Knowledge means survival, but to thrive, we must extrapolate knowledge into wisdom. My sons and I gather information from books, videos, podcasts, mentors, and any variety of disseminators of information, and then we discuss the validity, interconnectivity, and usefulness of the data. I struggle with their interests in social media challenges and video games, and they struggle with my refusal to dumb down my language because I’m talking with children.

Somehow, we find enough patience to listen to each other and try to respect when the one of us isn’t up for Marvel movie theories, Minecraft hacks, or Biblical translation comparisons.

Although reading is largely a solitary excercise, we integrate it into our relationships with community, clubs, friends, and family. It is central to our learning lifestyle.

Unsubtle

In a world packed with stimuli, it can be hard to listen to God. Today, He didn’t give me a chance to miss the message.

I got into the car frustrated as my sons had dragged their feet and only half-heartedly helped on the tasks I needed complete for our adventures.

Westen asked to listen to something rogether and I stopped him, “No.

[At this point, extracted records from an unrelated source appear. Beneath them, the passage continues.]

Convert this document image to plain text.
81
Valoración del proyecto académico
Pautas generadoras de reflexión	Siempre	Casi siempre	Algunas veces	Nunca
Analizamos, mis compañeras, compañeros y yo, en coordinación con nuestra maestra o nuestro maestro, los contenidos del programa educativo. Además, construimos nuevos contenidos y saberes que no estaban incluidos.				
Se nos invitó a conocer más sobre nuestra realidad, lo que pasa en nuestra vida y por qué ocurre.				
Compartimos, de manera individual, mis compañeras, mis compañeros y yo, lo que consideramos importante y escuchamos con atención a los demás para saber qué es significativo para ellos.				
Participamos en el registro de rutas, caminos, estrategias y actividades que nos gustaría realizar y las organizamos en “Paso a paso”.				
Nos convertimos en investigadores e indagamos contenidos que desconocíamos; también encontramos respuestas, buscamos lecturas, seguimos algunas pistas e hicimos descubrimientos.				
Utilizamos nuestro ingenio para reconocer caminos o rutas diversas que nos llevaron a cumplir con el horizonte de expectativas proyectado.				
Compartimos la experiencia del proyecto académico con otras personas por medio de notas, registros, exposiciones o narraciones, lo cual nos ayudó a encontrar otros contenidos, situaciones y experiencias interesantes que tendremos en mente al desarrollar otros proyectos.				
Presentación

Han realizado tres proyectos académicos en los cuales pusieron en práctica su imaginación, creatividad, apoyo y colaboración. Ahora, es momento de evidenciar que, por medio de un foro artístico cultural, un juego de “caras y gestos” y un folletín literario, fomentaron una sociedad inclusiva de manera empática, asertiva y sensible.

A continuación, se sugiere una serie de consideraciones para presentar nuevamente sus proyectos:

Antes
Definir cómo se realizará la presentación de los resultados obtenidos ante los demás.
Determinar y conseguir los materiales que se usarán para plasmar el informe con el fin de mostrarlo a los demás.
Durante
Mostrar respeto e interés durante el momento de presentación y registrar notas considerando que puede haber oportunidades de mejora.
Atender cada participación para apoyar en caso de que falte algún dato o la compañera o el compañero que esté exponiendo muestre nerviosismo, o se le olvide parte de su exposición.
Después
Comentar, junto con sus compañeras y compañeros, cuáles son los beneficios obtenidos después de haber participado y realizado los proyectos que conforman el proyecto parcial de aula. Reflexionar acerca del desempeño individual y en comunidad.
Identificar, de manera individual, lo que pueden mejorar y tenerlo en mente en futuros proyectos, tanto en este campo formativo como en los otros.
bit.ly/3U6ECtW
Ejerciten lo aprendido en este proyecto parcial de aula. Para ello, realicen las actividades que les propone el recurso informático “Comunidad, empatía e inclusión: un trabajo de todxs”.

You two aren’t listening to me and I don’t want to engage with you right now.” I put my earbuds in and rejoined the same podcast I posted about a couple days ago.

David Wolpe: Judaism

Per usual, it wasn’t five minutes before Westen was talking to me. I attempted patience and waited for my chance to say that I didn’t want to talk. He went on to talk about racism as discussed in the Bible.

The conversation in my ear had turned to tribalism in the Torah and today.

Okay God, I get it, thanks.

I pulled the earbuds out and heard the rest of Westen’s ideas. I added a couple examples of stories from the New Testament and Isaac gladly joined the conversation.

I am consistently impressed by my son’s minds. They listen keenly and question right down to the principles. I don’t take much credit for this, God sent me these free thinkers to challenge and embolded my faith.

I thank God for knowing that sometimes I need to be knocked back into loving engagement with those around me.

Friday Unschool

We don’t have a “typical” day. When questioned about routines, I have too many adventures to share.

Today we went roller skating with homeschoolers, my sons accepted a working gig from a neighbor, and then my older son did duty as Student Stage Manager for a production of Julius Caesar.

The day was filled with helping, socializing, and leadership. We’re exhausted from it all and ready to rest up for more excitement tomorrow.

Seal Watching: Pt. 1

We trekked out to Sandy Hook, New Jersey, for a homeschool adventure to see harbor seals enjoying the last of the winter waters.

I have better pictures, but have to charge my camera before I can load them.

Fortunately, I had my phone to capture some candid moments.

Isaac was crew for Westen’s Steve Zissou-inspired documentary. I’ll have to get ahold of that memory card for a possible Pt. 3.